Great! So greedy, non-possessive repetition is possible. However, I still consider it a major flaw in LPeg that a simple behavior that is the default in most regex flavors, including Lua's heavily simplified regex flavor that we call pattern matching, requires a complicated workaround that isn't immediately obvious. Much of my objection to LPeg would be removed if it would receive an update with native syntax for greedy, non-possessive matching. But at least it's possible.
 
> > > >                 %f[set] Erm ... I think (P(1) - set)^0
> > > >
> > > >   I would have to play around with the %f[set] pattern, not being
> > > > terribly familiar with it, but I think the LPeg I have for it is
> > > > correct if I understand the documentation.
> > >
> > > I don't think so.

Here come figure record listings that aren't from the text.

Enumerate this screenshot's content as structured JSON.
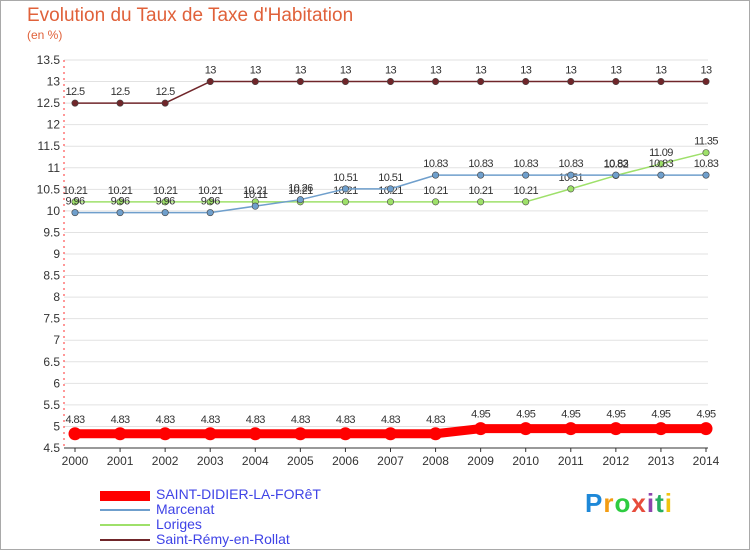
{
  "chart_data": {
    "type": "line",
    "title": "Evolution du Taux de Taxe d'Habitation",
    "ylabel": "(en %)",
    "xlabel": "",
    "ylim": [
      4.5,
      13.5
    ],
    "yticks": [
      "4.5",
      "5",
      "5.5",
      "6",
      "6.5",
      "7",
      "7.5",
      "8",
      "8.5",
      "9",
      "9.5",
      "10",
      "10.5",
      "11",
      "11.5",
      "12",
      "12.5",
      "13",
      "13.5"
    ],
    "categories": [
      "2000",
      "2001",
      "2002",
      "2003",
      "2004",
      "2005",
      "2006",
      "2007",
      "2008",
      "2009",
      "2010",
      "2011",
      "2012",
      "2013",
      "2014"
    ],
    "grid": true,
    "series": [
      {
        "name": "Saint-Rémy-en-Rollat",
        "color": "#70262a",
        "values": [
          12.5,
          12.5,
          12.5,
          13,
          13,
          13,
          13,
          13,
          13,
          13,
          13,
          13,
          13,
          13,
          13
        ],
        "labels": [
          "12.5",
          "12.5",
          "12.5",
          "13",
          "13",
          "13",
          "13",
          "13",
          "13",
          "13",
          "13",
          "13",
          "13",
          "13",
          "13"
        ]
      },
      {
        "name": "Loriges",
        "color": "#9ee06a",
        "values": [
          10.21,
          10.21,
          10.21,
          10.21,
          10.21,
          10.21,
          10.21,
          10.21,
          10.21,
          10.21,
          10.21,
          10.51,
          10.82,
          11.09,
          11.35
        ],
        "labels": [
          "10.21",
          "10.21",
          "10.21",
          "10.21",
          "10.21",
          "10.21",
          "10.21",
          "10.21",
          "10.21",
          "10.21",
          "10.21",
          "10.51",
          "10.82",
          "11.09",
          "11.35"
        ]
      },
      {
        "name": "Marcenat",
        "color": "#6f9fcc",
        "values": [
          9.96,
          9.96,
          9.96,
          9.96,
          10.11,
          10.26,
          10.51,
          10.51,
          10.83,
          10.83,
          10.83,
          10.83,
          10.83,
          10.83,
          10.83
        ],
        "labels": [
          "9.96",
          "9.96",
          "9.96",
          "9.96",
          "10.11",
          "10.26",
          "10.51",
          "10.51",
          "10.83",
          "10.83",
          "10.83",
          "10.83",
          "10.83",
          "10.83",
          "10.83"
        ]
      },
      {
        "name": "SAINT-DIDIER-LA-FORêT",
        "color": "#ff0000",
        "values": [
          4.83,
          4.83,
          4.83,
          4.83,
          4.83,
          4.83,
          4.83,
          4.83,
          4.83,
          4.95,
          4.95,
          4.95,
          4.95,
          4.95,
          4.95
        ],
        "labels": [
          "4.83",
          "4.83",
          "4.83",
          "4.83",
          "4.83",
          "4.83",
          "4.83",
          "4.83",
          "4.83",
          "4.95",
          "4.95",
          "4.95",
          "4.95",
          "4.95",
          "4.95"
        ]
      }
    ],
    "legend": [
      "SAINT-DIDIER-LA-FORêT",
      "Marcenat",
      "Loriges",
      "Saint-Rémy-en-Rollat"
    ]
  },
  "legend_colors": [
    "#ff0000",
    "#6f9fcc",
    "#9ee06a",
    "#70262a"
  ],
  "brand": {
    "text": "Proxiti",
    "colors": [
      "#1e88d8",
      "#f39c12",
      "#2ecc40",
      "#e74c3c",
      "#8e44ad",
      "#27ae60",
      "#f1c40f"
    ]
  }
}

From my reading of the LPeg docs, this would actually
> > > advance the match position, which %f[set] does not (it matches the empty
> > > string). Also, it seems to fail to test the previous character is not in
> > > the set, only testing the next character, and I'm not sure even that test
> > > is correct.
> >
> >   Then it might be:     (P(1) - set) * #set
> >
> >   This matches one character as long as it isn't in the set, followed by a
> > character in the set, but don't consume the character in the set.
>
> Closer, but not quite. This checks that the character at the current
> matching position is not in the set (and consumes that character) and that
> the next character is in the set. The frontier pattern actually should
> check that the character previous to the current position (i.e. the one
> just matched by the previous pattern token) is not in set and that the
> character at the current position is in the set, and this should all happen
> without consuming any characters from the subject.

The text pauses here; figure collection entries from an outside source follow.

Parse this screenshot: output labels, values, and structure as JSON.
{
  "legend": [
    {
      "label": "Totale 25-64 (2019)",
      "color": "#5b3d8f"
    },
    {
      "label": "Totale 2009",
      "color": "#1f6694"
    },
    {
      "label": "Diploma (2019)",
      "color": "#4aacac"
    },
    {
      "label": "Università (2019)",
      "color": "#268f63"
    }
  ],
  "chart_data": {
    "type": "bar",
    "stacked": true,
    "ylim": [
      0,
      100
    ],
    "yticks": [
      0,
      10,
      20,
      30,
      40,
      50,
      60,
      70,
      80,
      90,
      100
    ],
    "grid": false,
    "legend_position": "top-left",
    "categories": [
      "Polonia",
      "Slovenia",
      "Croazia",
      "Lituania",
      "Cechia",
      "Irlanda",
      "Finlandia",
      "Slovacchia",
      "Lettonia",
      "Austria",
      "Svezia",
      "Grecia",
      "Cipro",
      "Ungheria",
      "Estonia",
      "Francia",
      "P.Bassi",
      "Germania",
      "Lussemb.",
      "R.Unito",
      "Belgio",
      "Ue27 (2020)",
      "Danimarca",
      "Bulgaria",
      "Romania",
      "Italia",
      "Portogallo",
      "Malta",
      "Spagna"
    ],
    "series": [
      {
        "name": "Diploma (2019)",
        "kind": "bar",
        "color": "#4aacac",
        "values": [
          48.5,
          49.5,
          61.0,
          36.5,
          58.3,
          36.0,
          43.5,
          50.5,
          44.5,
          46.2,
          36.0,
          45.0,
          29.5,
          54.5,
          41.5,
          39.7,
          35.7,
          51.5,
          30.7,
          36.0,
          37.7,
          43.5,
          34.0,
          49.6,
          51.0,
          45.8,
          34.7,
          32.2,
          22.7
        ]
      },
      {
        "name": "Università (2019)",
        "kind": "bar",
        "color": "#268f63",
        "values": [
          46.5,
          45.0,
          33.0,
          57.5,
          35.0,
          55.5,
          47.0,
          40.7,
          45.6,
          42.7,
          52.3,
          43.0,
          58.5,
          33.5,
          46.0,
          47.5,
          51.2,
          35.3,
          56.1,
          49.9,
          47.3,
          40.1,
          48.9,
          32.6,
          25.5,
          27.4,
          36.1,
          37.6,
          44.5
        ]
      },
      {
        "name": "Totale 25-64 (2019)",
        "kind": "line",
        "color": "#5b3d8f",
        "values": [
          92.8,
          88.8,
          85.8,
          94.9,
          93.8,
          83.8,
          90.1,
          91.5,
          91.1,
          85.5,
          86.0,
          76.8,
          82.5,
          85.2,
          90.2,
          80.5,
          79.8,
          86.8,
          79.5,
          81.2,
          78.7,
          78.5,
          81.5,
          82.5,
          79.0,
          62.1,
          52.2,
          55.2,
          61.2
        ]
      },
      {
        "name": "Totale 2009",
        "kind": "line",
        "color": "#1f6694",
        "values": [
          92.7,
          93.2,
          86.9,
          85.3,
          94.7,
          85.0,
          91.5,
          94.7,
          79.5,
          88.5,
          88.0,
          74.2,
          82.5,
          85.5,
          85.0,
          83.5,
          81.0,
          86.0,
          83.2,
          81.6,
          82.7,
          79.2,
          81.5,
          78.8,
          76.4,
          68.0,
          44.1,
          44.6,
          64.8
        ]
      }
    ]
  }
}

  Okay, then this should do it:

        lpeg.B(lpeg.P(1) - set) * #set + #set

About lpeg.B():

        Returns a pattern that matches only if the input string at the
        current position is preceded by patt. Pattern patt must match only
        strings with some fixed length, and it cannot contain captures.

        Like the and predicate, this pattern never consumes any input,
        independently of success or failure.

  The bit with lpeg.B() does the check before the current postion, and that
the next character is in the set without consuming the input.  The "+ #set"
is for the case when we're at the start of the input and there is no input
prior to the frontier.

  -spc

Hmm. I had completely missed the B function. This looks like it would work in the middle of the string. However, frontier patterns have interesting behaviors at either end of the subject string. Specifically, they will treat the string as if it is both prefixed and suffixed by a "\0". I'm not sure how this would be implemented. I think you would have to read the set to decide if "\0" is in the set or not, then write a P(-1) or P(1) as necessary as the set when a frontier pattern is at the beginning or end of a Lua pattern. However, this doesn't handle the case of a frontier pattern in the middle of a Lua string, preceded or followed only by repetition that can (but doesn't always) match nothing. This edge case seems to be the only thing left for LPeg to fully duplicate Lua patterns.

Thanks for the help in figuring out LPeg. Now that I understand it a lot better, if I have time amidst my schoolwork (and that's a big if), I might make a deep dive into LPeg and experiment with writing a module that reimplements the entire Lua pattern system using LPeg.